Deficit €430m lower than government had forecast
The exchequer took in more tax than ever before in 2016 as the government collected nearly €48bn in tax.
The tax intake was 5% higher than in 2015 - and 1.4% higher than had been projected at €47.9bn.
The state still ran a deficit of just over €1bn - which has widened out from €64m in 2015.
However the Department of Finance said the higher deficit figure was partly caused by reduced bailout repayments coming in from banks.
When the reduced repayments are factored in to the figures, the shortfall was €864m lower than it was in 2015.
However, the country had to pay out just over €6.8bn on interest and servicing costs for the national debt - down from €7.1bn last year.
The deficit was €445m below the level the Minister for Finance Michael Noonan targeted when he unveiled the 2017 Budget in October.
“Our citizens deserve quality public services to help develop a fairer Ireland,” said Minister Noonan. “The amount of tax collected in 2016 is at an historic high.”
“It has provided not only for the extra expenditure incurred in 2016 but for the substantial tax reductions announced in the Budget in October 2015 and delivered during the course of 2016.”

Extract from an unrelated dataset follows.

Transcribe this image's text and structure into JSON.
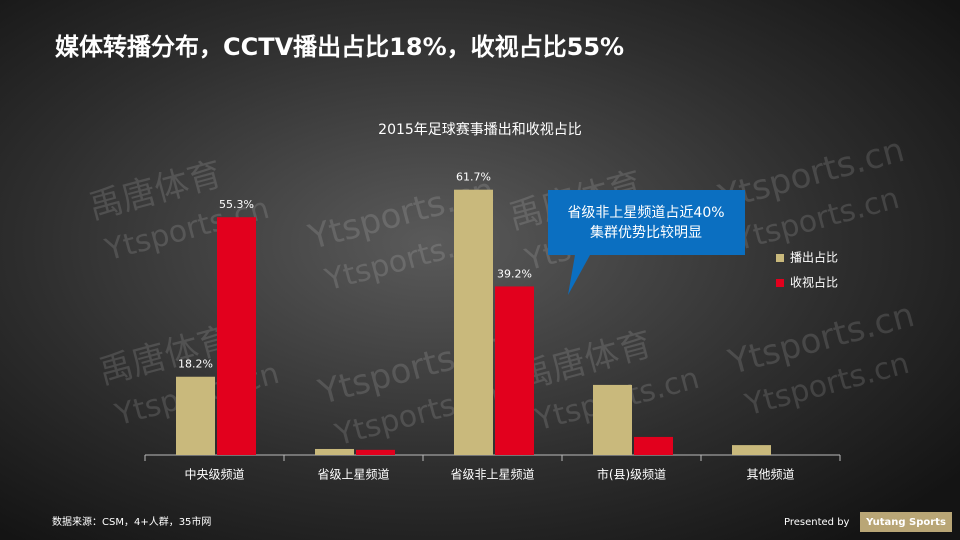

Income tax receipts rose by 4.4% to €19.2bn last year beating the department’s projections by 0.9%.
VAT intake was 3.4% (or €440m) less than the government was hoping for - however it still rose by 4% on 2015 to €12.4bn.
John Palmer from the Department of Finance said it is still too early to say whether the shortfall is the result of cross border shopping as a result of the exchange rate with sterling:
"There are the anecdotal stories of people going across the border and online shopping," he said. "But against that if you look at excise alcohol, which is normally one of the products for cross border shopping, has held up really well and is up in year on year terms and ahead of profile."
Mr Palmer said the tax performance for the month of December in particular was disappointing:
“The tax performance for the month was a little bit disappointing coming about €150m below profile and a key contributor to this was a large corporation tax repayment of about €150m,” he said.
“Gross voted expenditure, which had been well below profile at the end of November, caught up in December.”
Corporation tax was the stand-out performer - with receipts 7% ahead of last year and well ahead of forecast.
Peter Vale, tax partner at Grant Thornton said the tax receipts are healthy overall and suggest the Exchequer is in a strong position heading into 2017.
“Probably the best news for the government is that the strong corporation tax receipts look sustainable, providing a buffer against any Brexit related dip in tax receipts elsewhere,” he said.
“Income tax receipts also grew strongly over the previous year, reflecting both more numbers at work and higher wages.